The funny thing is that the AVM actually does spawn more than one thread. How else could it do asynchronous AppServer? So exposing that kind of functionality that way is possible. I think it should be possible to find more use cases for specific things like this. Sockets, for example, need to have limited multi-threading. So do queries, streams, webservice requests, and so on.
Matching a .NET thread to an ABL thread when it was .NET that spawned the thread, not ABL could be one of those non-trivial things you were alluding to!
While I believe in planning with a long term vision, this is one area where I would be happy for them to do *anything* to get the ball rolling. I don't think we can solve the problem with truly separate sessions alone since they would then need to communicate and, without the communications glue, one would be stuck again with multi-node communication without multithreading, which I think doesn't work.

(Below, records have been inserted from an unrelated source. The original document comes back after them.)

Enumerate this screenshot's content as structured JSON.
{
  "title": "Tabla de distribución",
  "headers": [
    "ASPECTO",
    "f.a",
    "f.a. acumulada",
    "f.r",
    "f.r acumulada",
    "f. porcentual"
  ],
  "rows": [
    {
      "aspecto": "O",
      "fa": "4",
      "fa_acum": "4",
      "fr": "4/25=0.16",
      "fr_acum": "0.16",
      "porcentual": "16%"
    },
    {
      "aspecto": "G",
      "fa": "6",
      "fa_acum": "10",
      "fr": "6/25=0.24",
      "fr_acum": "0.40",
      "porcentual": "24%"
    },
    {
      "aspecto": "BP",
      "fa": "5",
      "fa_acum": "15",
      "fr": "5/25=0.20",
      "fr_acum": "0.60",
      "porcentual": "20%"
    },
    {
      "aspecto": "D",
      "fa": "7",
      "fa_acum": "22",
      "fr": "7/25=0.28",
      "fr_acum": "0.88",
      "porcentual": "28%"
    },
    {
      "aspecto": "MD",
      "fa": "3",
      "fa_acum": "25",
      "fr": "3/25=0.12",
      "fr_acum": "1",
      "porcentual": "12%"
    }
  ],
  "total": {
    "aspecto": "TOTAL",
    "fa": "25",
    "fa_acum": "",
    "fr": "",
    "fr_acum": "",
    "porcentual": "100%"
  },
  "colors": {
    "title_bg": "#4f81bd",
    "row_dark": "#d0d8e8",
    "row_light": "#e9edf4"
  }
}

But, the idea of gluing together what amount to independent sessions, each running on a thread within a single process, and provided with some communications glue is something that I think would be a meaningful step in the right direction without being all that complicated. One does need to handle queueing of events and returns in that glue, since the individual sessions can't, but I would think that was pretty standard stuff and something that the engine crew knows inside out. And, it doesn't take a major language change since it is really just a local version of an asych AppServer run. In fact, I think I could handle the idea that each session was sufficiently independent as to have its own DB connection.